It makes some sense linguistically, but it could also make some sense financially, at least according to Morgan Stanley analyst Katy Huberty. She estimates that Apple would add $2.4 billion in iPhone revenue and triple the number of customers it would appeal to in China alone with an iPhone mini priced at $330.
That’s in line with flagship models from Lenovo, Huawei, ZTE, and Coolpad, Huberty said, ranging from 2,000 to 4,000 RMB, and that would expand the number of Chinese citizens who could afford an iPhone from 10 percent of the phone-buying public to 29 percent.
Apple has said — most recently via Tim Cook at a Goldman Sachs conference — that “we’ll never … make a crappy product.” But Apple has never said that it won’t reduce prices aggressively. In fact, that’s exactly what the company did do by bringing out the iPad in place of the laptop, and the iPod Shuffle in place of the iPod Touch, Cook said.
What about Apple’s well-known fat profit margins on a lower-cost iPhone?
“Even in a scenario of low 40 percent gross margin and 1/3 iPhone cannibalization rate (flattening legacy iPhone shipment growth), which we view as conservative, the iPhone Mini adds incremental revenue and gross profit dollars,” Huberty said.

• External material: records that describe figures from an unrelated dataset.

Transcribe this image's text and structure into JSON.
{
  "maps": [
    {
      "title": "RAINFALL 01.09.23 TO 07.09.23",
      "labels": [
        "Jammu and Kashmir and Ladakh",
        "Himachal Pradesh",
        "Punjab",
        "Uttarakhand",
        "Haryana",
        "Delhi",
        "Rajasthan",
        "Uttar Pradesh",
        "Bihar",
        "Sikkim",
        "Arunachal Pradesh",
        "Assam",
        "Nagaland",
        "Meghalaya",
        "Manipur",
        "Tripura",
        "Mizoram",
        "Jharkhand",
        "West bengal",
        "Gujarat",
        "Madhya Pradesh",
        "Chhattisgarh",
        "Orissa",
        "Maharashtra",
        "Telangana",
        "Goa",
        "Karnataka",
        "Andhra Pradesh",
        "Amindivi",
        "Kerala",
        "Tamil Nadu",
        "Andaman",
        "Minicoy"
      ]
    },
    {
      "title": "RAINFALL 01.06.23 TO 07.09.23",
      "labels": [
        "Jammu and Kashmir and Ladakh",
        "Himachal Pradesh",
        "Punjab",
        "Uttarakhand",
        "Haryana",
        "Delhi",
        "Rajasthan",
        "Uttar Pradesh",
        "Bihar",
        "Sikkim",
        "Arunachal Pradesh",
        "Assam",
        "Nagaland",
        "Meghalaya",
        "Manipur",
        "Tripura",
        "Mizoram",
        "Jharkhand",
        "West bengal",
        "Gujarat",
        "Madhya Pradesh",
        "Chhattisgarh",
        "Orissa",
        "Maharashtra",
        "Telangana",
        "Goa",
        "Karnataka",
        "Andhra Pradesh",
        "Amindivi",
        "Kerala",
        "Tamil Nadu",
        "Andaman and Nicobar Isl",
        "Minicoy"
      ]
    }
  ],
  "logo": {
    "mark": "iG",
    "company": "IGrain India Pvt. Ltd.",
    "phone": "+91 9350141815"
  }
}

Apple’s big problem is China is not just price. It’s that China’s biggest mobile carrier, China Mobile, has yet to cut a deal with the iPhone maker, despite Cook’s recent trips to the country. China Mobile has a staggering 700 million subscribers, and while those are being whittled away by other, more nimble competitors who do offer the iPhone, 700 million potential iPhone buyers — or whatever fraction of those 700 million who can afford an iPhone — is a big chunk of customers to ignore.